Groups of the wherein G and g independently selected from the material of the combination comprising nitrogen (N), sulphur (S), the element of oxygen (O) and above-mentioned element；

The group that wherein R is constituted selected from alkene and alkane；

In response to battery carrying out discharge and recharge in several cycles, in the surface of the TMCM negative electrodes room is generated；With

The room in the surface of the TMCM negative electrodes is filled with the additive agent electrolyte.

18. methods according to claim 17, wherein,

The solvent selected from water, carbonates, furans,Alkane, ether, ketone, ester, acid amides, acetic acid esters, siloxanes and their group Close the group for constituting.

19. methods according to claim 17 or 18, wherein,

The group that the salt is constituted selected from following salt：A_xCl、A_xSO₄、A_xNO₃、A_xPO₄、A_xBr、A_xI、A_xAlO₂、A_xAc (acetic acid Salt), A_xPF₆、A_xBF₆、A_xClO₄、A_xAsF₆、A_xAlCl₄、A_xB₅Cl₅、A_xCF₃SO₃、A_x(CF₃SO₂)₂N and A_x(C₂F₅SO₂)₂N, its In " A " selected from alkali and alkaline earth metal ions element constitute group.

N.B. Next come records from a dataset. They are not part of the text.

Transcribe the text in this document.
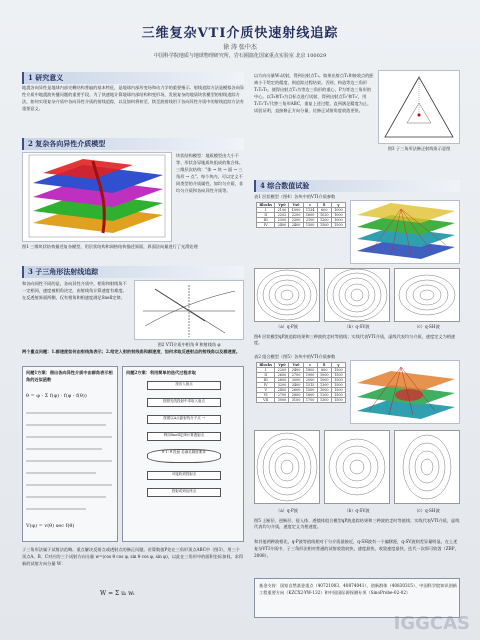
三维复杂VTI介质快速射线追踪
徐 涛 张中杰
中国科学院地质与地球物理研究所，岩石圈演化国家重点实验室 北京 100029
1 研究意义
地震各向异性是地球内部壳幔结构普遍的基本特征，是地球内部形变场和动力学的重要指示。射线追踪方法是模拟各向异性介质中地震波传播问题的重要手段。为了快速地计算地球内部结构和变形场，发展复杂的地质块状模型的射线追踪方法，如何实现复杂介质中各向异性介质的射线追踪，以及如何将初至、续至波射线用于各向异性介质中的射线追踪方法有重要意义。
2 复杂各向异性介质模型
块状结构模型：地质模型由大小不等、形状各异地质块组成的集合体。三维层次结构："体 → 块 → 面 → 三角形 → 点"。每个块内，可以定义不同类型的介质属性，如均匀介质、非均匀介质和各向异性介质等。
图1 三维块状结构描述复杂模型，用层状结构和网格结构描述界面，界面法向量进行了光滑处理
3 子三角形法射线追踪
和各向同性不同的是，各向异性介质中，相角和射线角不一定相同，速度被相角决定，由射线角计算速度有难度。在反透射界面两侧，仅有相角和相速度满足Snell定律。
图2 VTI介质中相角 θ 和射线角 φ
两个重点问题：1.群速度如何由射线角表示；2.给定入射的射线角和群速度，如何求取反透射点的射线角以及群速度。
问题1方案：借出各向异性介质中由群角表示相角的近似函数
θ = φ - Σ f(φ) · f(φ - f(θ))
V(φ) = v(θ) sec f(θ)
问题2方案：利用简单的迭代过程求取
找出入射点
按照光线投射中求取入射点
按照以A点距射线分子点 →
利用Snell定律计算透射点
θ 1: θ 投射 若满足精度要求
可接收到投射点
投射或到达终点
子三角形法属于试射法范畴。重点解决反射点或透射点的修正问题。若算数值P处在三角形顶点ABC中（图3），用三个顶点A、B、C对应的三个试射方向分量 w=(cos θ cos φ, sin θ cos φ, sin φ)，以此在三角形中的面积坐标加权。求得新的试射方向分量 W：
W = Σ uᵢ wᵢ
以方向分量W₁试射，得到出射点T₁。如果出射点T₁和接收点的距离小于给定的精度，则追踪过程结束。否则，构造等边三角形T₁T₂T₃，使得出射点T₁为等边三角形的重心，P为等边三角形的中心。以T₂和T₃为目标点进行试射，得到出射点T₂'和T₃'，用T₁T₂'T₃'代替三角形ABC，重复上述过程，直到满足精度为止。试验证明，直接修正方向分量，比修正试射角度收敛更快。
图3 子三角形法修正射线角示意图
4 综合数值试验
表1 层状模型（图4）各块中的VTI介质参数
Blocks	Vp0	Vs0	ε	δ	γ
I	2100	1000	1134	600	1000
II	2202	2200	1600	1020	1000
III	2300	2300	2100	1200	1000
IV	2400	2400	1500	1500	1500
（a）q-P波	（b）q-SV波	（c）q-SH波
图4 层状模型qP波追踪结果和三种波的走时等值线；实线代表VTI介质，虚线代表均匀介质，速度定义为相速度。
表2 组合模型（图5）各块中的VTI介质参数
Blocks	Vp0	Vs0	ε	δ	γ
I	2200	2400	1800	800	1500
II	2600	2700	1900	1000	1500
III	2800	3000	2000	1000	1500
IV	3200	3400	1515	1300	1500
V	2400	2600	1500	1000	1500
VI	2700	2800	1600	1200	1500
VII	3000	3100	1700	1300	1500
（a）q-P波	（b）q-SV波	（c）q-SH波
图5 上断层、逆断层、侵入体、透镜体组合模型qP波追踪结果和三种波的走时等值线；实线代表VTI介质，虚线代表均匀介质，速度定义为相速度。
和其他两种波相比，q-P波等值线相对于匀介质最接近，q-SH波有一个偏移距，q-SV波则差异量明显。在上述复杂VTI介质中，子三角形法相对普通的试射收敛较快，速度最快，收敛速度最快，迭代一次即可收敛（ZBP，2008）。
基金支持：国家自然基金重点（40721003、40874041）、创新群体（40830315）、中国科学院知识创新工程重要方向（KZCX2-YW-132）和中国国际源探测专项（SinoProbe-02-02）
IGGCAS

20. methods according to any one of claim 17 to 19, wherein,

R includes the substituent in the group constituted selected from oxygen, silicon, fluorine, chlorine, phosphorus, aluminium, arsenic, selenium, bromine and combinations thereof.

21. methods according to any one of claim 17 to 20, wherein,

G and g is independently selected from the group being made up of alkane and alkene.

22. methods according to any one of claim 17 to 21, wherein,

Additive is to the percentage by weight (weight %) of solution in the range of 0.1 weight % to 50 weight %.